Impact on the Publishing Industry
Amazon’s origins as an online bookstore continue to influence the publishing industry. The company has become the largest bookseller in the world, both in physical books and e-books. The Kindle, Amazon’s e-reader, revolutionized the way people consume books, making digital reading mainstream.
However, Amazon’s dominance in the book market has raised concerns among publishers and authors. The company’s pricing strategies and negotiation tactics have led to disputes over revenue sharing and control. Amazon’s influence over the publishing industry extends to self-publishing, where its Kindle Direct Publishing platform allows authors to bypass traditional publishers and reach readers directly. While this has democratized publishing, it has also led to an oversaturation of the market and challenges in quality control.
Challenges and Criticisms
Regulatory Scrutiny
Amazon’s immense size and influence have made it a target for regulatory scrutiny. In the U.S. and abroad, lawmakers and regulators have raised concerns about the company’s market power, labor practices, and treatment of third-party sellers. Antitrust investigations have been launched to determine whether Amazon engages in anti-competitive behavior, such as favoring its own products over those of third-party sellers on its platform.
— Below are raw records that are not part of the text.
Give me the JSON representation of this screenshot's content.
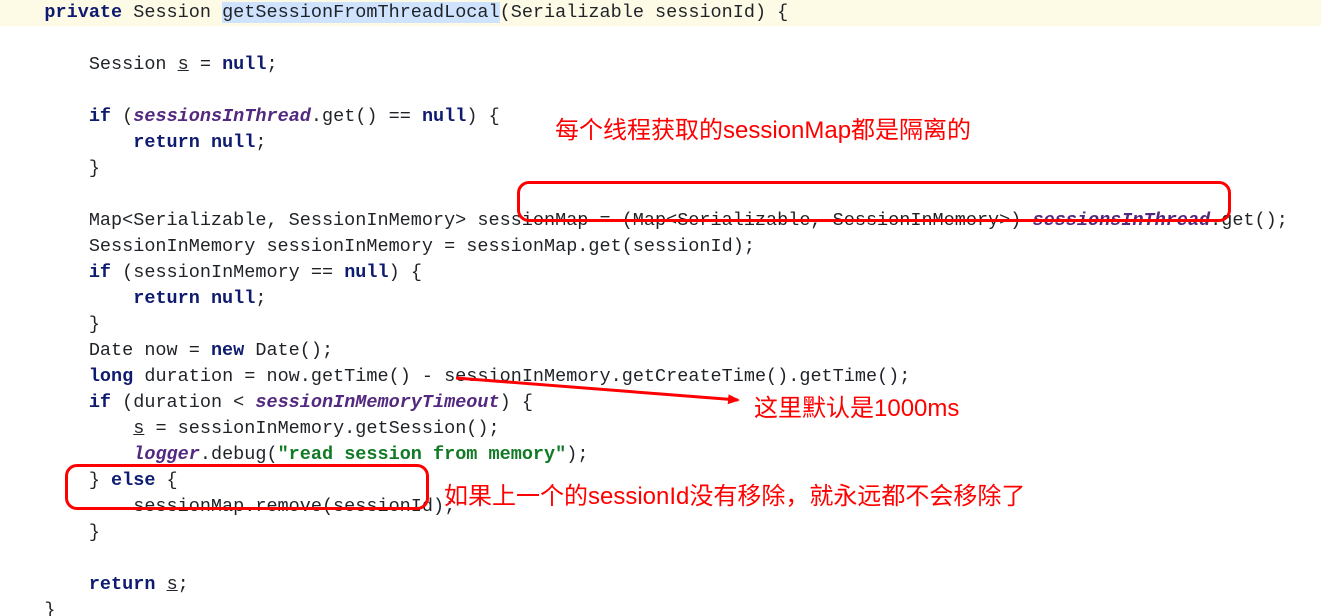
{
  "code": {
    "lines": [
      {
        "cls": "hl-line",
        "html": "    <span class='kw'>private</span> Session <span class='sel'>getSessionFromThreadLocal</span>(Serializable sessionId) {"
      },
      {
        "html": "        Session <span class='ul'>s</span> = <span class='kw'>null</span>;"
      },
      {
        "html": ""
      },
      {
        "html": "        <span class='kw'>if</span> (<span class='field'>sessionsInThread</span>.get() == <span class='kw'>null</span>) {"
      },
      {
        "html": "            <span class='kw'>return null</span>;"
      },
      {
        "html": "        }"
      },
      {
        "html": ""
      },
      {
        "html": "        Map&lt;Serializable, SessionInMemory&gt; sessionMap = (Map&lt;Serializable, SessionInMemory&gt;) <span class='field'>sessionsInThread</span>.get();"
      },
      {
        "html": "        SessionInMemory sessionInMemory = sessionMap.get(sessionId);"
      },
      {
        "html": "        <span class='kw'>if</span> (sessionInMemory == <span class='kw'>null</span>) {"
      },
      {
        "html": "            <span class='kw'>return null</span>;"
      },
      {
        "html": "        }"
      },
      {
        "html": "        Date now = <span class='kw'>new</span> Date();"
      },
      {
        "html": "        <span class='kw'>long</span> duration = now.getTime() - sessionInMemory.getCreateTime().getTime();"
      },
      {
        "html": "        <span class='kw'>if</span> (duration &lt; <span class='field'>sessionInMemoryTimeout</span>) {"
      },
      {
        "html": "            <span class='ul'>s</span> = sessionInMemory.getSession();"
      },
      {
        "html": "            <span class='field'>logger</span>.debug(<span class='str'>&quot;read session from memory&quot;</span>);"
      },
      {
        "html": "        } <span class='kw'>else</span> {"
      },
      {
        "html": "            sessionMap.remove(sessionId);"
      },
      {
        "html": "        }"
      },
      {
        "html": ""
      },
      {
        "html": "        <span class='kw'>return</span> <span class='ul'>s</span>;"
      },
      {
        "html": "    }"
      }
    ]
  },
  "annotations": {
    "a1": "每个线程获取的sessionMap都是隔离的",
    "a2": "这里默认是1000ms",
    "a3": "如果上一个的sessionId没有移除，就永远都不会移除了"
  }
}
The company’s expansion into various industries has also led to concerns about its dominance and potential to stifle competition. Critics argue that Amazon’s control over data, logistics, and retail gives it an unfair advantage, making it difficult for smaller companies to compete. In response, there have been calls for greater regulation and even the potential breakup of Amazon into smaller entities.
Labor Practices and Workers’ Rights
Amazon’s labor practices have come under intense scrutiny, particularly in its fulfillment centers and delivery network. Reports of grueling working conditions, high injury rates, and inadequate breaks have sparked widespread criticism. Workers have organized protests and strikes, demanding better pay, safer working conditions, and the right to unionize.
The company’s use of technology to monitor and manage workers has also raised ethical concerns. Amazon’s reliance on algorithms to track productivity and enforce performance targets has been criticized for creating a dehumanizing work environment. The company’s resistance to unionization efforts has further fueled debates about workers’ rights and corporate responsibility.
Environmental Impact
As one of the largest companies in the world, Amazon’s environmental impact is significant. The company’s vast logistics network and rapid delivery services contribute to carbon emissions and packaging waste. Amazon has faced criticism for its role in driving consumerism and its contribution to environmental degradation.
In response, Amazon has pledged to become more sustainable. The company launched the Climate Pledge in 2019, committing to reach net-zero carbon emissions by 2040. Amazon has also invested in renewable energy, electric delivery vehicles, and sustainable packaging. While these efforts are a step in the right direction, critics argue that more needs to be done to address the environmental impact of the company’s operations.